C.J.
wow. i'm not really excited about the other responses. for one it's not just a phase to ride out. it's a combination of her not having the language skills to communicate effectively with you, plus the resulting frustration from not getting what she needs, which ultimately is a LOT of love. at that age, kids need to constantly have activities that help them bond with their family. without that, she's learning not to trust anyone, and will only get worse as she gets older.
(and I don't at all think that you're jealous of your husband for staying home, i think you just want things to click, and know your children are developing in a positive environment.)

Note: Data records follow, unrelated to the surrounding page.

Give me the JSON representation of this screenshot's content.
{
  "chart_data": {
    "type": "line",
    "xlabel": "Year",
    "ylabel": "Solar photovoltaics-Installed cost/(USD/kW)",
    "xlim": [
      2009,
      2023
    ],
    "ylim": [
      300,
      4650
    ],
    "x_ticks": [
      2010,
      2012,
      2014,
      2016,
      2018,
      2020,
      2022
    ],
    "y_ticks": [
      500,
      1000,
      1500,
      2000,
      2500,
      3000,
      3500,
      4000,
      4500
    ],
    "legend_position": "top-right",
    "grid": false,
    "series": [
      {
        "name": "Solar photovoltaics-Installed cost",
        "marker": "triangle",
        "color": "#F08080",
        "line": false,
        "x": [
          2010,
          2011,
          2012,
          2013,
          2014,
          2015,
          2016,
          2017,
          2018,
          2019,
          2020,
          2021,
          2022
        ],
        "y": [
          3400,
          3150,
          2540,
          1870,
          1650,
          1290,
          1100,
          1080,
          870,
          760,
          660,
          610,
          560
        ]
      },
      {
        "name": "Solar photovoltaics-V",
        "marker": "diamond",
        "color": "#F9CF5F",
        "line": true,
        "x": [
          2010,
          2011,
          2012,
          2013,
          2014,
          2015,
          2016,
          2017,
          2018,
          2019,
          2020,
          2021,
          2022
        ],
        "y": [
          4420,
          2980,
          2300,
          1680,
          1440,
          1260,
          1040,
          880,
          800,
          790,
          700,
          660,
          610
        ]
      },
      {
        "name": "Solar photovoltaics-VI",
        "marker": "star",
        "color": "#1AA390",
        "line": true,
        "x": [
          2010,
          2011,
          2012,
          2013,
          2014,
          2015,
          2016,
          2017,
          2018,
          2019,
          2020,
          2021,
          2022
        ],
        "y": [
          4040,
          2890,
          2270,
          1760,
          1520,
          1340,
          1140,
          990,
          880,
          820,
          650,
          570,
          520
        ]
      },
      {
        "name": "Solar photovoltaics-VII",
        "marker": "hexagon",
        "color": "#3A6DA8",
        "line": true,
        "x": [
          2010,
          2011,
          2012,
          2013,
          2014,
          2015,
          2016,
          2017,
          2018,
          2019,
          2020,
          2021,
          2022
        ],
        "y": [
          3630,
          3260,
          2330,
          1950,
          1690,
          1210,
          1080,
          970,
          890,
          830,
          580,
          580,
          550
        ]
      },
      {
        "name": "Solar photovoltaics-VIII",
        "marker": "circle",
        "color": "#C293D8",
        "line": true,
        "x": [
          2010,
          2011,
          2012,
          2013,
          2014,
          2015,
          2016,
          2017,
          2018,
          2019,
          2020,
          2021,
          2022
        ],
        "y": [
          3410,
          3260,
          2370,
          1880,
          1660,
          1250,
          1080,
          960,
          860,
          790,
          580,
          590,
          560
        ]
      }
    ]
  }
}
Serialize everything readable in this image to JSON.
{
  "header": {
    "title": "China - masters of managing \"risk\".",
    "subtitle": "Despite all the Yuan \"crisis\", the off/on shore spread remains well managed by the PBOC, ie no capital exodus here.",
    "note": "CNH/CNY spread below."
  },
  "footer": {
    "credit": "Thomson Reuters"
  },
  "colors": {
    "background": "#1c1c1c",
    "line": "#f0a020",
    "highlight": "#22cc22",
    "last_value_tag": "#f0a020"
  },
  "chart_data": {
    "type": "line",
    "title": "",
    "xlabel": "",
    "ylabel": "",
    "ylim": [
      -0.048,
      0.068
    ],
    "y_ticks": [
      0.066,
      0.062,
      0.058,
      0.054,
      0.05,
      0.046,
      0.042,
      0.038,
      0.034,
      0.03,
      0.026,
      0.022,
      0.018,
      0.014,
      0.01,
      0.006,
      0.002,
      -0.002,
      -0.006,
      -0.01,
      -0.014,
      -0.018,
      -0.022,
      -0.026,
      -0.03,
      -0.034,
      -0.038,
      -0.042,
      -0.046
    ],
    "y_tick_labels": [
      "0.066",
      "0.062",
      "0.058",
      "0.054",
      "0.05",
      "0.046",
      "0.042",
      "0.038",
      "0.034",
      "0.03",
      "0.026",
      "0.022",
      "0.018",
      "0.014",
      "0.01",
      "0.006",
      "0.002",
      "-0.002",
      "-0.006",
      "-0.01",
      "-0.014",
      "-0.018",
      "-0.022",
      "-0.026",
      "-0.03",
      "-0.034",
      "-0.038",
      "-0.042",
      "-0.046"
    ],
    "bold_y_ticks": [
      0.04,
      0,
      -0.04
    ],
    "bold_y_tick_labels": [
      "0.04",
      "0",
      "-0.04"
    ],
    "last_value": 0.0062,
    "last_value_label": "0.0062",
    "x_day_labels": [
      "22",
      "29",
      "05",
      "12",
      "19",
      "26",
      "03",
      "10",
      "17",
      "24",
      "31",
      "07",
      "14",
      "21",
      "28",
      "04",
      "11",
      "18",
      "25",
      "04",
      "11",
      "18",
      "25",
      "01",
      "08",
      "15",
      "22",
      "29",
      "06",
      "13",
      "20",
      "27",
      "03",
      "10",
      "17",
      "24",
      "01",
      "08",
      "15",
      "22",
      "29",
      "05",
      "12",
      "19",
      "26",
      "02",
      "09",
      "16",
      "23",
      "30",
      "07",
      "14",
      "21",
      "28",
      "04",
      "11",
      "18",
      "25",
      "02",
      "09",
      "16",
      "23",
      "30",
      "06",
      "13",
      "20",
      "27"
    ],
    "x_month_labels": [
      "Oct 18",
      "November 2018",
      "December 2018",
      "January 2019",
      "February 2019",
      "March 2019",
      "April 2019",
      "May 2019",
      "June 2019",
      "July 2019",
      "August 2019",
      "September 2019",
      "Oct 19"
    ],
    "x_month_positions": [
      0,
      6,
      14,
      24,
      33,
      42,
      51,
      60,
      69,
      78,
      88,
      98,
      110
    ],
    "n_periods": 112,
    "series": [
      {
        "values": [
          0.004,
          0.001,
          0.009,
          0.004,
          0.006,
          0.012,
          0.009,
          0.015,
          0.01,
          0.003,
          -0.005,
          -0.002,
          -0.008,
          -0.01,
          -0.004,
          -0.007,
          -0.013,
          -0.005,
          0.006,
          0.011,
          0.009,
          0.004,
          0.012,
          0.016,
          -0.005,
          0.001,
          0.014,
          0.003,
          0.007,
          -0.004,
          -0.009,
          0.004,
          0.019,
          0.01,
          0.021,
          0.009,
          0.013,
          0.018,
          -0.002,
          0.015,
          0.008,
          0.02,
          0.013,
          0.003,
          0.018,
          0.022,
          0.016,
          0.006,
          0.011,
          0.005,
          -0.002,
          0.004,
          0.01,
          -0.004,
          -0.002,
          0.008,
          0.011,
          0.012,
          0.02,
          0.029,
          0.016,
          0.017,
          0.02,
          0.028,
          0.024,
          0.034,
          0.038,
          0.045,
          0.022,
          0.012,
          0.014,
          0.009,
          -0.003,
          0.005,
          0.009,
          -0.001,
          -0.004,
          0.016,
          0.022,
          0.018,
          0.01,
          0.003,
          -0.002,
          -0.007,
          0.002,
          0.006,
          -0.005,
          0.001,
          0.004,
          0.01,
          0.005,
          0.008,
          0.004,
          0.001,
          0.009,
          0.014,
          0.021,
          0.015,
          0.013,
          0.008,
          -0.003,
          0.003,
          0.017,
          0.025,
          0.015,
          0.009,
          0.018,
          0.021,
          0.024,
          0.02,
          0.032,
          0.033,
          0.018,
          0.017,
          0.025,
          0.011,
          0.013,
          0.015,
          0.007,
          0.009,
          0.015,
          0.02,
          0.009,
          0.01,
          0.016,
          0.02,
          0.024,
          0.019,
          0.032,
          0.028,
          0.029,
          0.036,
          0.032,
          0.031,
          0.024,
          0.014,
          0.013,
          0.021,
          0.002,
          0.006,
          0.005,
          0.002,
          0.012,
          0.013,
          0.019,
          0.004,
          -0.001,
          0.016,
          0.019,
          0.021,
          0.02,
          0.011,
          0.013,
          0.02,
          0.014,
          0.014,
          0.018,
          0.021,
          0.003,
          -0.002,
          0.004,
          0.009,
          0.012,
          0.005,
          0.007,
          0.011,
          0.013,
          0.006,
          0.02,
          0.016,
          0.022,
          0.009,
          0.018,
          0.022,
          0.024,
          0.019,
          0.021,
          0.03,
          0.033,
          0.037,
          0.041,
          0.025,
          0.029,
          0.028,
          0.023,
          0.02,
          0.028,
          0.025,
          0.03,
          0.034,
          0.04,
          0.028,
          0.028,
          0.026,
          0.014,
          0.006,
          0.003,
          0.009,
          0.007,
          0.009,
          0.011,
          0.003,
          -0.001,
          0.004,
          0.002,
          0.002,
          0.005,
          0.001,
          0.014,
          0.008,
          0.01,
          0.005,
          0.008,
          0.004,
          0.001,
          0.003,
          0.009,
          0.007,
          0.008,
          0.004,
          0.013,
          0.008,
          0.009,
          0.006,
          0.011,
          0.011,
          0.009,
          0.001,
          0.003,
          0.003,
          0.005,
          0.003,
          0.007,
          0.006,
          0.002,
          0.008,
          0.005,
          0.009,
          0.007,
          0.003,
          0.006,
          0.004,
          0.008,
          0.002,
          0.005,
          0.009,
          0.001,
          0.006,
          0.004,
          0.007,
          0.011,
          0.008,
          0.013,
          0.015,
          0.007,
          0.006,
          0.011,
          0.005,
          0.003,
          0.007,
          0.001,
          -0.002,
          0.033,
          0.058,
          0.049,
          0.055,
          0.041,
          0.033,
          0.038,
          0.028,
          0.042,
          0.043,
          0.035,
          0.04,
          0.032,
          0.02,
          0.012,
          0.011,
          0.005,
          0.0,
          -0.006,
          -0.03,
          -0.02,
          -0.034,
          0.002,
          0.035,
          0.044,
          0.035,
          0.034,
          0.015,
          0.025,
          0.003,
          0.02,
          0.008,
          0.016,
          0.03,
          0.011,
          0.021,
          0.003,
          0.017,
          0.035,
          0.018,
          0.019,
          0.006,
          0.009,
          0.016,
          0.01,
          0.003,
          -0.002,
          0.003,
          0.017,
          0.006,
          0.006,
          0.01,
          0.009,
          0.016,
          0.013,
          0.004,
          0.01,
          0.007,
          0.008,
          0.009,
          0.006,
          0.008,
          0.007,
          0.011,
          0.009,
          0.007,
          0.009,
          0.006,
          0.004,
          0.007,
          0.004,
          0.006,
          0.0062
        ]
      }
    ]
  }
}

i would suggest taping some episodes of super nanny, esp. ones showing older kids throwing tantrums and having your husband watch them. when he sees how bad the behavior will become if he doesn't give more love and attention now, maybe that will be incentive enough. he should also realize how much it will affect his wallet too when they become teens and demand everything because their emotional needs weren't met as they were developing.
you CANNOT spoil a child with too much love! (of course, you can with too many things.) her vomiting means she is THAT physically anxious about what she needs and it should be seen as serious. depending on HOW alone she is left regularly, children like this can be suffering from attachment disorder, and this can turn into horrible activities such as pyromania, and hurting others by age 4 or 5 and cutting themselves when they are in their teens (my partner wants me to say even worse possibilities, but i don't think things are that bad in your situation). it's situations like this that Attachment Parenting came out of. you can look at http://www.attachmentparenting.org/ideals.shtml if you like.
of course the 7 yr old can't be expected to play with her alone all day, but her dad should be coordinating activities where both can play together & he can give them each positive praise for playing well together. dad should be teaching the 7 yr old how to teach the 3 yr old. it will make the 7 yr old feel very accomplished when he gets praise from his dad and teach him responsibility, and will bolster his self-esteem tremendously. the 3 yr old will obviously benefit by having a brother as a role model instead of a sibling to be jealous of. and the dad will benefit because he will know he's doing a good job as a parent.
if the dad still won't change his behavior while you're away, you should make arrangements with a (consistent) friend or nanny to give the children the emotional attachment they need while you're gone.
and don't leave the 7 yr old out of any new positive attachment techniques either, just because he's doing fine. he probably has a different personality/temperament & may be able to mask his emotions more easily. i wish you all the best. peace!